L’objectif principal de ce nouveau programme est de détecter la détresse psychologique chez les étudiants. Au Québec, le suicide est la première cause de mortalité chez les 20-25 ans et touche majoritairement les hommes. Ainsi, en collaboration avec le Centre de prévention du suicide de Québec qui assure une formation d’une journée, des professeurs, des agents d’étude et d’autres employés de l’Université seront formés pour devenir
les sentinelles.

Louise Careau, psychologue au COPS et responsable du projet, explique que les «sentinelles sont là pour aller vers ceux qui en ont besoin. On fait l’analogie avec les premiers soins. Notre but est de former des gens pour détecter la détresse psychologique chez les étudiants», continue-t-elle. Leur mission consiste à détecter les signes avant-coureurs d’une personne ayant des tendances suicidaires, à évaluer les besoins des étudiants et à les référer à une personne apte à les aider. «Les gens ne veulent pas tant mourir que d’arrêter de souffrir explique la psychologue. Quelqu’un qui songe au suicide a les facultés affaiblies. Elle ne voit pas clair».

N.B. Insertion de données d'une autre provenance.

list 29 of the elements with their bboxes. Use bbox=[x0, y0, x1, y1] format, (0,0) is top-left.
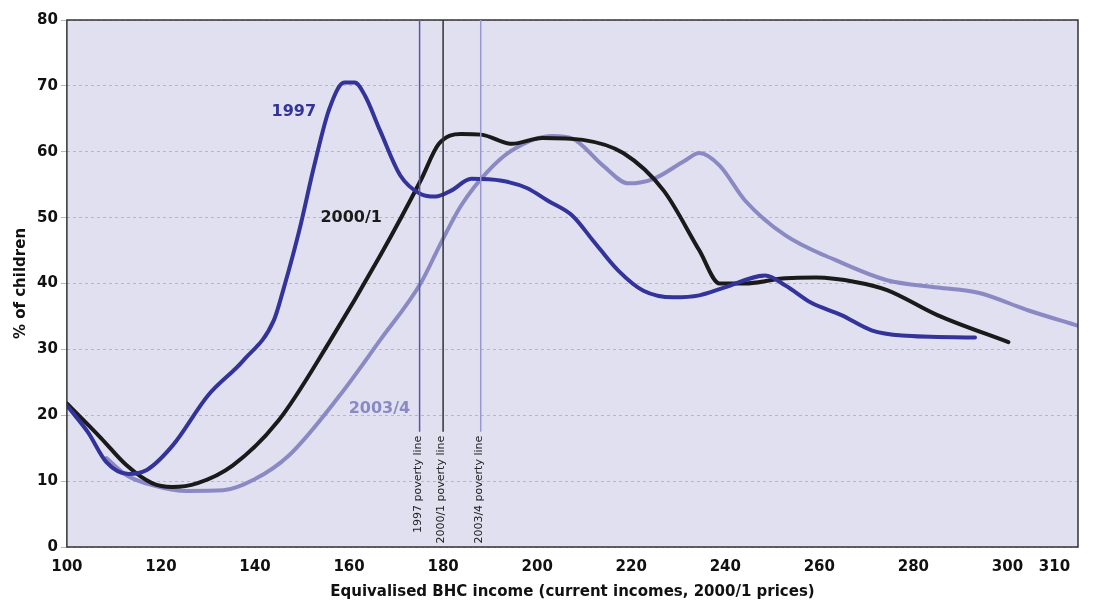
series-label: 1997 bbox=[271, 101, 317, 121]
ref-line-label: 2000/1 poverty line bbox=[434, 435, 448, 544]
x-tick-label: 100 bbox=[51, 556, 83, 575]
series-label: 2000/1 bbox=[320, 206, 382, 226]
x-tick-label: 140 bbox=[239, 556, 271, 575]
x-tick-label: 180 bbox=[427, 556, 459, 575]
y-tick-label: 10 bbox=[37, 471, 58, 490]
y-axis-title: % of children bbox=[10, 227, 29, 340]
y-tick-label: 60 bbox=[37, 141, 58, 160]
y-tick-label: 20 bbox=[37, 405, 58, 424]
x-tick-label: 200 bbox=[521, 556, 553, 575]
series-label: 2003/4 bbox=[348, 397, 411, 417]
y-tick-label: 30 bbox=[37, 339, 58, 358]
x-axis-title: Equivalised BHC income (current incomes, 2000/1 prices) bbox=[330, 581, 815, 600]
y-tick-label: 80 bbox=[37, 9, 58, 28]
y-tick-label: 70 bbox=[37, 75, 58, 94]
x-tick-label: 120 bbox=[145, 556, 177, 575]
ref-line-label: 2003/4 poverty line bbox=[472, 435, 486, 544]
x-tick-label: 280 bbox=[897, 556, 930, 575]
x-tick-label: 260 bbox=[803, 556, 835, 575]
x-tick-label: 160 bbox=[333, 556, 365, 575]
x-tick-label: 220 bbox=[615, 556, 647, 575]
y-tick-label: 0 bbox=[47, 536, 58, 555]
y-tick-label: 40 bbox=[37, 273, 58, 292]
x-tick-label: 310 bbox=[1038, 556, 1071, 575]
y-tick-label: 50 bbox=[37, 207, 58, 226]
x-tick-label: 300 bbox=[991, 556, 1024, 575]
ref-line-label: 1997 poverty line bbox=[410, 435, 424, 533]
x-tick-label: 240 bbox=[709, 556, 741, 575]
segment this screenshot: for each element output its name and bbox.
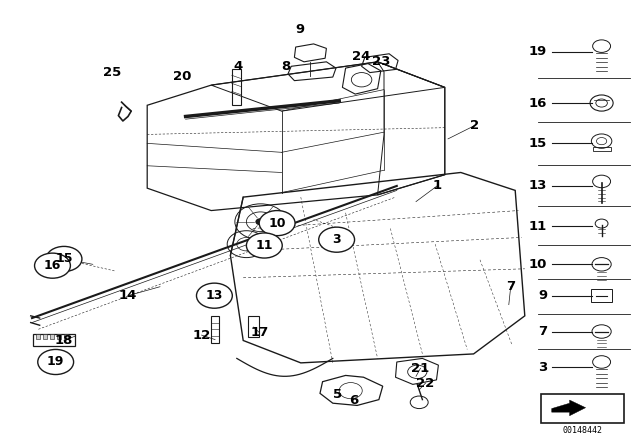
Text: 15: 15 <box>55 252 73 266</box>
Bar <box>232 69 241 105</box>
Text: 8: 8 <box>282 60 291 73</box>
Text: 1: 1 <box>433 179 442 193</box>
Text: 16: 16 <box>44 259 61 272</box>
Bar <box>593 147 611 151</box>
Text: 11: 11 <box>255 239 273 252</box>
Text: 11: 11 <box>529 220 547 233</box>
Text: 10: 10 <box>268 216 286 230</box>
Text: 16: 16 <box>529 96 547 110</box>
Text: 9: 9 <box>295 22 304 36</box>
Circle shape <box>259 211 295 236</box>
Bar <box>50 334 54 339</box>
Circle shape <box>319 227 355 252</box>
Bar <box>591 289 612 302</box>
Text: 15: 15 <box>529 137 547 150</box>
Bar <box>36 334 40 339</box>
Circle shape <box>246 233 282 258</box>
Text: 3: 3 <box>538 361 547 374</box>
Text: 25: 25 <box>103 66 121 79</box>
Text: 24: 24 <box>353 49 371 63</box>
Text: 20: 20 <box>173 69 191 83</box>
Text: 7: 7 <box>538 325 547 338</box>
Text: 3: 3 <box>332 233 341 246</box>
Bar <box>64 334 68 339</box>
Bar <box>57 334 61 339</box>
Text: 12: 12 <box>193 328 211 342</box>
Circle shape <box>35 253 70 278</box>
Text: 7: 7 <box>506 280 515 293</box>
Text: 13: 13 <box>205 289 223 302</box>
Text: 19: 19 <box>529 45 547 58</box>
Text: 18: 18 <box>55 334 73 347</box>
Text: 21: 21 <box>412 362 429 375</box>
Bar <box>33 334 75 346</box>
Text: 22: 22 <box>417 376 435 390</box>
Text: 9: 9 <box>538 289 547 302</box>
Text: 17: 17 <box>250 326 268 339</box>
Text: 10: 10 <box>529 258 547 271</box>
Text: 2: 2 <box>470 119 479 132</box>
Polygon shape <box>552 400 586 416</box>
Bar <box>541 394 624 423</box>
Text: 23: 23 <box>372 55 390 69</box>
Circle shape <box>46 246 82 271</box>
Circle shape <box>196 283 232 308</box>
Bar <box>211 316 219 343</box>
Circle shape <box>38 349 74 375</box>
Text: 13: 13 <box>529 179 547 193</box>
Text: 19: 19 <box>47 355 65 369</box>
Text: 00148442: 00148442 <box>563 426 602 435</box>
Text: 14: 14 <box>119 289 137 302</box>
Bar <box>43 334 47 339</box>
Text: 6: 6 <box>349 393 358 407</box>
Text: 5: 5 <box>333 388 342 401</box>
Text: 4: 4 <box>234 60 243 73</box>
Circle shape <box>255 218 266 225</box>
Bar <box>248 316 259 337</box>
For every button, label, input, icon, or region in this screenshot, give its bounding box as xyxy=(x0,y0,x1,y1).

Madame Careau affirme avoir obtenu une très bonne réponse de la part du personnel et de l’administration de l’institution lavalloise. Un premier projet pilote mené à la Faculté de sciences et génie, composée à majorité d’étudiants masculins, a déjà permis de former plus de 12 personnes. Dès cet automne, ce sera au tour du personnel de la Faculté de médecine de suivre la formation, suivie de la Faculté des sciences sociales à l’hiver. D’ici trois ans, le COPS espère que toutes les facultés et départements de l’Université auront reçu la formation.

Les causes et les signaux
La clientèle étudiante reste fragile face à la problématique du suicide. Bien que l’acte reste un phénomène rare selon la psychologue, plus de 1500 personnes se sont enlevé la vie au Québec l’année dernière. Contrairement au reste du Canada où la moyenne demeure stable, le taux de suicide augmente à chaque année dans la province. Dominic Parisé, formateur au Centre de prévention du suicide de Québec, soutient que le centre «a des contacts réguliers avec les jeunes dans la vingtaine. Nous rencontrons des étudiants régulièrement […] On explique aux sentinelles comment une personne peut en venir au suicide. On veut qu’elles soient des yeux dans la société», ajoute-t-il.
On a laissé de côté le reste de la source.